Updated on 2024-12-13 GMT+08:00

Configuring Spark Dynamic Masking

  • This section is available for MRS 3.3.1-LTS or later version only.
  • The dynamic data masking feature cannot be enabled if jobs are submitted on the console.

Scenario

Enabling Spark dynamic masking allows for the utilization of data within the masked column for computations, while keeping it concealed during the output of calculation results. The cluster's masking policy is dynamically transferred in accordance with lineage relationships, optimizing data utility while safeguarding privacy.

Constraints

  • Data masking is not applicable to Hudi tables.
  • Masking for non-SQL methods is not supported.
  • Masking for direct HDFS read/write operations is not supported.
  • Masking for complex data types like arrays, maps, and structs is not supported.
  • Spark jobs are restricted to submission via spark-beeline (JDBC connection) mode.
  • In instances where the masking policy transfer results in a conflict with an existing policy on the target table, the latter's policy will be overridden as Custom: ***.
  • Presently, data types such as int, char, varchar, date, decimal, float, bigint, timestamp, tinyint, smallint, double, string, and binary are amenable to data masking. Post-policy configuration for data types like int, date, decimal, float, bigint, timestamp, tinyint, smallint, and double, discrepancies may arise between the spark-beeline query outcome and anticipated results; the output will not reflect original values. To align query results with policy expectations, employing the Nullify data masking policy is advised.
  • For data types not supported by the data masking policy, or when data masking transfer is implicated in the output column, the Nullify policy is the default recourse.

Procedure

  1. Modify the JDBCServer instance configuration. Log in to FusionInsight Manager, choose Cluster > Services > Spark, click Configurations, click All Configurations, and choose JDBCServer(Role).
    • If you plan to use Ranger authentication, add the following custom parameters in the custom area:

      Parameter

      Value

      spark.dynamic.masked.enabled

      true

      spark.ranger.plugin.authorization.enable

      true

      Modify the following parameter:

      Parameter

      Value

      spark.ranger.plugin.masking.enable

      true

      spark.sql.authorization.enabled

      true

    • If you plan to use Hive metadata authentication instead of Ranger authentication, add the following custom parameters in the custom area:

      Parameter

      Value

      spark.ranger.plugin.use.hive.acl.enable

      true

      spark.dynamic.masked.enabled

      true

      spark.ranger.plugin.authorization.enable

      false

      Modify the following parameter:

      Parameter

      Value

      spark.ranger.plugin.masking.enable

      true

    1. If you plan to use Hive metadata authentication instead of Ranger authentication and Hive policy initialization is not complete in Ranger, perform the following operations:
      • Enable the Ranger authentication function of Hive and restart Hive and Spark.
      • Enable the Ranger authentication function of Spark and restart Spark.
      • Disable the Ranger authentication function of Hive and restart Hive.
      • Disable the Ranger authentication function of Spark and restart Spark.
    2. Log in to the Ranger web UI. If the Hive component exists under Hadoop SQL, the Hive policy has been initialized. Otherwise, the Hive policy has not been initialized.
    3. If the HetuEngine component is installed in the cluster and the masking policies of the Ranger and HetuEngine spaces need to be automatically updated when the Spark dynamic masking policy is transferred, set spark.dynamic.masked.hetu.policy.sync.update.enable to true. You also need to change the Ranger user type of the built-in user Spark2x to admin.
  2. Save the configuration and restart the Spark service.
  3. Log in to the Spark client node and run the following commands:

    cd Client installation directory

    source bigdata_env

    source Spark/component_env

    For clusters with Kerberos authentication enabled, additionally run the following command:

    kinit test (Enter the password for authentication and change the password upon your first login.)

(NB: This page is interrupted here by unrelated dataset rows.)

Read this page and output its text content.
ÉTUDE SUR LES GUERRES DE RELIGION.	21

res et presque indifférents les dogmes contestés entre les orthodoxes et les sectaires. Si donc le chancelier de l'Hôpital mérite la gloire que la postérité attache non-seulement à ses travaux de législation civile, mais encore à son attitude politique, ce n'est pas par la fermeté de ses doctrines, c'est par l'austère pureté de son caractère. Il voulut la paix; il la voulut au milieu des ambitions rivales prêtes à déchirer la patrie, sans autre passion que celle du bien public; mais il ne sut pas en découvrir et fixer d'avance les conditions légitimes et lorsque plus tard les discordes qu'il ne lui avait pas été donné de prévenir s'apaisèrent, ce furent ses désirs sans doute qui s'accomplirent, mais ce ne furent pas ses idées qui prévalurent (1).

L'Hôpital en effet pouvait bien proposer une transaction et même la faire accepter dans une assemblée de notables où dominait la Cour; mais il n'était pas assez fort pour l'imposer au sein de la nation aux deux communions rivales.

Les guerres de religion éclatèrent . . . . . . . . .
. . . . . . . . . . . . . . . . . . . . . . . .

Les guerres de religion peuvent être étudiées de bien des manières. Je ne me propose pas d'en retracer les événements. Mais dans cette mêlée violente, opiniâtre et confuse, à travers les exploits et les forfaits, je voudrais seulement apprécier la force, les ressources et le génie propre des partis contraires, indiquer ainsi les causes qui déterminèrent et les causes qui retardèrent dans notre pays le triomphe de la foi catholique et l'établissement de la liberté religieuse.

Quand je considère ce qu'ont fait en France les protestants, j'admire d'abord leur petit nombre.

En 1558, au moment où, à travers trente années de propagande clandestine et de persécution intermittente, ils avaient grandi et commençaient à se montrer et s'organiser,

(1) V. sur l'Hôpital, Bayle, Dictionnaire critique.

  4. Run the beeline commands of Spark to submit a task and create a Spark table.

    spark-beeline

    create table sparktest(a int, b string);

    insert into sparktest values (1,"test01"), (2,"test02");

  5. Configure a masking policy for the sparktest table and check whether the masking takes effect. For details, see Adding a Ranger Access Permission Policy for Spark2x.

    select * from sparktest;

  6. Verify the transfer of the data masking policy.

    create table sparktest02 as select * from sparktest;

    select * from sparktest02;

    Should the information above be displayed, it indicates the dynamic masking configuration is operational. Access the Ranger masking policy management page to view the automatically generated masking policy for the sparktest02 table.